The eye is the window to the soul. We climb through the eye into the soul. We leave the body.

The temple. The body is the temple of the Holy Ghost.

Now the room is so deserted. So abandoned. And the curtain of the temple was rent in two. But still it feels full as if that is its natural state. To be so filled up. Then emptied. Empty yourself. Then we can’t feel. I can’t feel anything, there, can you? Numb. I want to feel. I want to feel.

I don’t want to feel.

Fill me, fill me up!

Cleanse me.

Empty. Be emptied.

We climb back out of the eye, out of the window to the soul, into our bodies. Only the wind in the high trees. The sound of water over rocks. How ravaged. We curl into each other. Where in the world is there a place for us? Where can we stand in the open and say what has been done here? Who will listen?

We gather each other’s clothes, helping with sleeves and necks. We use spit to clean off the dirt. It smears. Makes a stain. Stainless. Pure. Like shit. Smell of shit and blood. And numbness. Will we die?

I want to feel. Don’t touch me. Who says that? Where do we go?

We stumble down to the river. Look at what’s happened.

The rock pool runs red with our blood. This is my blood which shall be poured out for you. Blood over blue stones.

We wash our bodies in the River Jordan.

That was one way in which he saw it. Who can imagine these two young boys, sixteen, with their fellow pupils, sixteen? ‘The Raid.’ What state of mind was J. M. in when he wrote that? There’s an early version and then it’s embellished some years later. This is the embellished version.

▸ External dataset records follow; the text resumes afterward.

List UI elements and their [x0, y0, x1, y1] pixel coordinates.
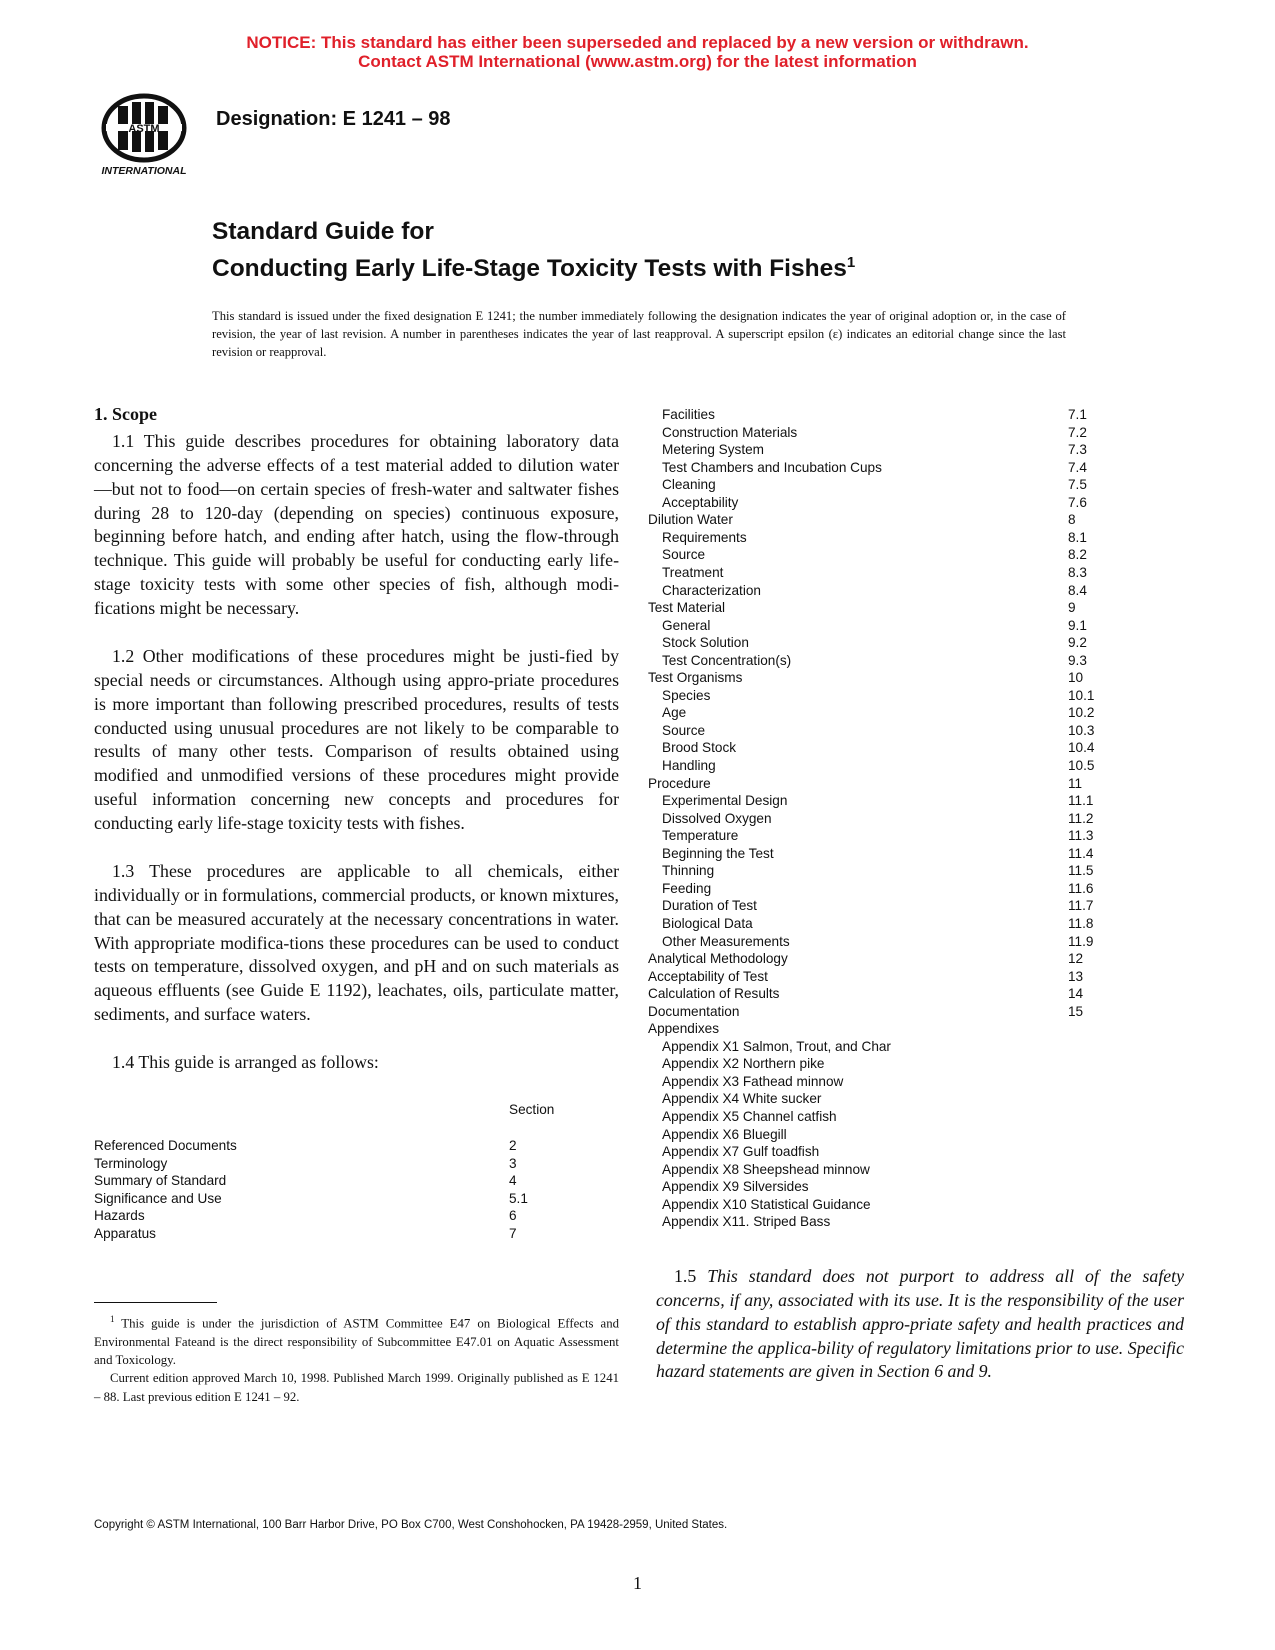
paragraph-1-4: 1.4 This guide is arranged as follows: [112, 1052, 379, 1072]
toc-label: Appendix X3 Fathead minnow [662, 1073, 844, 1089]
notice-line-1: NOTICE: This standard has either been superseded and replaced by a new version or withdrawn. [246, 33, 1029, 52]
toc-section-number: 7.2 [1068, 424, 1087, 440]
toc-row [648, 968, 1088, 986]
toc-label: Source [662, 547, 706, 563]
toc-section-number: 13 [1068, 968, 1084, 984]
toc-row [662, 792, 1102, 810]
title-line-2-text: Conducting Early Life-Stage Toxicity Tests with Fishes [212, 255, 847, 283]
toc-label: Test Chambers and Incubation Cups [662, 459, 882, 475]
toc-right-list [648, 406, 1095, 1244]
footnote-2: Current edition approved March 10, 1998. Published March 1999. Originally published as E 1241 – 88. Last previous edition E 1241 – 92. [94, 1371, 619, 1404]
toc-row [662, 617, 1102, 635]
toc-row [648, 599, 1088, 617]
notice-line-2: Contact ASTM International (www.astm.org) for the latest information [358, 52, 917, 71]
toc-section-number: 8.1 [1068, 529, 1087, 545]
toc-section-number: 11.5 [1068, 863, 1094, 879]
toc-label: Brood Stock [662, 740, 737, 756]
toc-row [648, 775, 1088, 793]
toc-label: Construction Materials [662, 424, 798, 440]
toc-row [662, 687, 1102, 705]
toc-label: Experimental Design [662, 793, 788, 809]
toc-row [662, 529, 1102, 547]
toc-row [662, 441, 1102, 459]
toc-section-number: 9.2 [1068, 635, 1087, 651]
toc-row [662, 406, 1102, 424]
footnote-text-1: This guide is under the jurisdiction of ASTM Committee E47 on Biological Effects and Environmental Fateand is the direct responsibility of Subcommittee E47.01 on Aquatic Assessment and Toxicology. [94, 1316, 619, 1368]
toc-row [662, 722, 1102, 740]
toc-label: Metering System [662, 442, 764, 458]
toc-section-number: 10 [1068, 670, 1084, 686]
toc-row [648, 669, 1088, 687]
paragraph-1-2: 1.2 Other modifications of these procedures might be justi-fied by special needs or circumstances. Although using appro-priate procedures is more important than following prescribed procedures, results of tests conducted using unusual procedures are not likely to be comparable to results of many other tests. Comparison of results obtained using modified and unmodified versions of these procedures might provide useful information concerning new concepts and procedures for conducting early life-stage toxicity tests with fishes. [94, 646, 619, 833]
toc-section-number: 11.1 [1068, 793, 1094, 809]
toc-section-number: 7 [509, 1226, 517, 1241]
toc-section-number: 15 [1068, 1003, 1084, 1019]
notice-banner [0, 33, 1275, 71]
toc-section-number: 7.5 [1068, 477, 1087, 493]
toc-label: Other Measurements [662, 933, 790, 949]
toc-row [94, 1137, 544, 1155]
toc-row [662, 1126, 1102, 1144]
toc-row [662, 1108, 1102, 1126]
toc-label: Facilities [662, 407, 715, 422]
toc-section-number: 10.2 [1068, 705, 1095, 721]
toc-section-number: 11.8 [1068, 915, 1094, 931]
toc-row [662, 1143, 1102, 1161]
toc-row [662, 424, 1102, 442]
toc-section-number: 14 [1068, 986, 1084, 1002]
toc-label: Appendix X9 Silversides [662, 1179, 809, 1195]
toc-label: Temperature [662, 828, 739, 844]
toc-label: Appendix X2 Northern pike [662, 1056, 825, 1072]
toc-label: Requirements [662, 529, 747, 545]
toc-row [94, 1155, 544, 1173]
toc-label: Source [662, 722, 706, 738]
toc-section-number: 2 [509, 1138, 517, 1153]
toc-section-number: 7.6 [1068, 494, 1087, 510]
toc-section-number: 7.4 [1068, 459, 1087, 475]
toc-left-list [94, 1137, 544, 1247]
toc-row [662, 564, 1102, 582]
toc-row [648, 985, 1088, 1003]
toc-row [662, 1055, 1102, 1073]
toc-row [662, 582, 1102, 600]
toc-label: Appendix X4 White sucker [662, 1091, 822, 1107]
page-number: 1 [633, 1573, 642, 1593]
toc-label: Appendix X8 Sheepshead minnow [662, 1161, 870, 1177]
footnote-rule [94, 1302, 217, 1303]
toc-label: Summary of Standard [94, 1173, 227, 1189]
toc-label: Beginning the Test [662, 845, 774, 861]
paragraph-1-5-number: 1.5 [674, 1266, 697, 1286]
toc-row [648, 1003, 1088, 1021]
toc-row [662, 845, 1102, 863]
toc-label: Apparatus [94, 1226, 156, 1241]
toc-row [662, 652, 1102, 670]
toc-label: Procedure [648, 775, 711, 791]
footnote-mark: 1 [110, 1314, 115, 1324]
toc-row [662, 1213, 1102, 1231]
toc-label: Biological Data [662, 915, 753, 931]
toc-label: Appendix X6 Bluegill [662, 1126, 787, 1142]
toc-section-number: 7.1 [1068, 407, 1087, 422]
toc-section-number: 8.3 [1068, 564, 1087, 580]
toc-label: Treatment [662, 564, 724, 580]
designation: Designation: E 1241 – 98 [216, 108, 451, 130]
paragraph-1-5-text: This standard does not purport to address all of the safety concerns, if any, associated with its use. It is the responsibility of the user of this standard to establish appro-priate safety and health practices and determine the applica-bility of regulatory limitations prior to use. Specific hazard statements are given in Section 6 and 9. [656, 1266, 1184, 1382]
toc-row [662, 476, 1102, 494]
toc-label: Test Material [648, 600, 726, 616]
toc-row [662, 1038, 1102, 1056]
toc-row [662, 704, 1102, 722]
toc-row [94, 1190, 544, 1208]
paragraph-1-5 [656, 1265, 1184, 1384]
toc-section-number: 11.3 [1068, 828, 1094, 844]
toc-label: Referenced Documents [94, 1138, 237, 1153]
toc-row [662, 494, 1102, 512]
toc-label: Significance and Use [94, 1190, 222, 1206]
toc-row [662, 739, 1102, 757]
toc-label: Appendixes [648, 1021, 720, 1037]
toc-section-number: 8.2 [1068, 547, 1087, 563]
toc-label: Dissolved Oxygen [662, 810, 772, 826]
toc-row [662, 1073, 1102, 1091]
issuance-note: This standard is issued under the fixed designation E 1241; the number immediately following the designation indicates the year of original adoption or, in the case of revision, the year of last revision. A number in parentheses indicates the year of last reapproval. A superscript epsilon (ε) indicates an editorial change since the last revision or reapproval. [212, 309, 1066, 359]
toc-section-number: 11.9 [1068, 933, 1094, 949]
document-title [212, 216, 855, 284]
toc-row [648, 1020, 1088, 1038]
toc-label: Appendix X7 Gulf toadfish [662, 1144, 820, 1160]
toc-label: Test Concentration(s) [662, 652, 792, 668]
toc-label: Appendix X11. Striped Bass [662, 1214, 831, 1230]
toc-row [648, 950, 1088, 968]
toc-label: Test Organisms [648, 670, 743, 686]
toc-section-number: 10.5 [1068, 758, 1095, 773]
toc-label: Species [662, 687, 711, 703]
toc-label: Analytical Methodology [648, 951, 788, 967]
toc-label: Terminology [94, 1155, 168, 1171]
toc-row [648, 511, 1088, 529]
toc-section-number: 9.1 [1068, 617, 1087, 633]
toc-section-number: 10.4 [1068, 740, 1095, 756]
toc-section-number: 9 [1068, 600, 1076, 616]
toc-row [662, 880, 1102, 898]
toc-section-number: 11.2 [1068, 810, 1094, 826]
toc-label: Age [662, 705, 687, 721]
scope-heading: 1. Scope [94, 404, 157, 424]
toc-section-number: 9.3 [1068, 652, 1087, 668]
toc-label: General [662, 617, 711, 633]
toc-row [662, 810, 1102, 828]
toc-label: Duration of Test [662, 898, 757, 914]
title-footnote-mark: 1 [846, 254, 856, 271]
toc-label: Handling [662, 758, 716, 773]
astm-logo [96, 84, 196, 180]
toc-label: Thinning [662, 863, 715, 879]
toc-label: Acceptability of Test [648, 968, 768, 984]
toc-section-number: 3 [509, 1155, 517, 1171]
toc-label: Stock Solution [662, 635, 749, 651]
toc-row [662, 933, 1102, 951]
toc-row [662, 827, 1102, 845]
toc-section-number: 8 [1068, 512, 1076, 528]
toc-section-number: 6 [509, 1208, 517, 1224]
toc-row [662, 897, 1102, 915]
toc-section-number: 11.4 [1068, 845, 1094, 861]
toc-label: Appendix X5 Channel catfish [662, 1109, 837, 1124]
toc-label: Appendix X10 Statistical Guidance [662, 1196, 871, 1212]
toc-row [662, 1178, 1102, 1196]
title-line-1: Standard Guide for [212, 218, 434, 245]
toc-label: Acceptability [662, 494, 739, 510]
footnote-1 [94, 1310, 619, 1370]
toc-row [662, 459, 1102, 477]
paragraph-1-1: 1.1 This guide describes procedures for obtaining laboratory data concerning the adverse effects of a test material added to dilution water—but not to food—on certain species of fresh-water and saltwater fishes during 28 to 120-day (depending on species) continuous exposure, beginning before hatch, and ending after hatch, using the flow-through technique. This guide will probably be useful for conducting early life-stage toxicity tests with some other species of fish, although modi-fications might be necessary. [94, 431, 619, 618]
toc-label: Documentation [648, 1003, 740, 1019]
toc-label: Characterization [662, 582, 761, 598]
logo-subtitle: INTERNATIONAL [101, 165, 187, 177]
toc-label: Dilution Water [648, 512, 733, 528]
toc-section-number: 10.1 [1068, 687, 1095, 703]
toc-section-number: 11.6 [1068, 880, 1094, 896]
toc-row [662, 1090, 1102, 1108]
toc-label: Feeding [662, 880, 712, 896]
toc-row [662, 546, 1102, 564]
toc-row [662, 1161, 1102, 1179]
toc-label: Cleaning [662, 477, 716, 493]
toc-row [94, 1225, 544, 1243]
title-line-2 [212, 247, 855, 284]
toc-section-number: 5.1 [509, 1190, 528, 1206]
toc-section-number: 10.3 [1068, 722, 1095, 738]
toc-row [662, 862, 1102, 880]
logo-wordmark: ASTM [128, 123, 160, 135]
toc-row [94, 1172, 544, 1190]
toc-row [94, 1207, 544, 1225]
toc-row [662, 1196, 1102, 1214]
paragraph-1-3: 1.3 These procedures are applicable to all chemicals, either individually or in formulations, commercial products, or known mixtures, that can be measured accurately at the necessary concentrations in water. With appropriate modifica-tions these procedures can be used to conduct tests on temperature, dissolved oxygen, and pH and on such materials as aqueous effluents (see Guide E 1192), leachates, oils, particulate matter, sediments, and surface waters. [94, 861, 619, 1025]
toc-label: Appendix X1 Salmon, Trout, and Char [662, 1038, 891, 1054]
toc-section-number: 8.4 [1068, 582, 1087, 598]
toc-row [662, 634, 1102, 652]
toc-section-number: 11.7 [1068, 898, 1094, 914]
copyright-line: Copyright © ASTM International, 100 Barr Harbor Drive, PO Box C700, West Conshohocken, PA 19428-2959, United States. [94, 1519, 728, 1531]
toc-section-number: 4 [509, 1173, 517, 1189]
toc-section-number: 12 [1068, 951, 1084, 967]
toc-label: Hazards [94, 1208, 145, 1224]
toc-section-header: Section [509, 1102, 555, 1117]
toc-row [662, 757, 1102, 775]
toc-section-number: 7.3 [1068, 442, 1087, 458]
toc-row [662, 915, 1102, 933]
toc-section-number: 11 [1068, 775, 1083, 791]
toc-label: Calculation of Results [648, 986, 780, 1002]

I was there. It staggers me. It shocks me profoundly. I was thirteen.

Miriam says, You can’t beat yourself for something you did or didn’t do when you were a boy.

I don’t fully remember what I did with my thoughts about what I heard they had done to my brother and his friend.

The new term began as if nothing had ever happened. There must be no scandal. There must be forgiveness. I sometimes saw those boys queuing for confession.

Until that afternoon. They stand all around. Out of the blue. I am there again as witness. A witness for the prosecution. But who does the prosecuting?

Words. Made to eat my words. Testaments.

Fill up. Empty.

The Abbot, whom I’ve spoken to again, said that there was a tradition of fasting, but it must be done with approval, and in moderation. Benedict had gone beyond what was recommended.

So, he did kill himself then?

Who can judge? the Abbot asks. It’s a matter of judgement. Think of the common good. Lest any be scandalised.

Take this and eat, for this is my body.

I pick up all these implicit and explicit meanings in his writing. His puns. His poetry is a poetry of pain.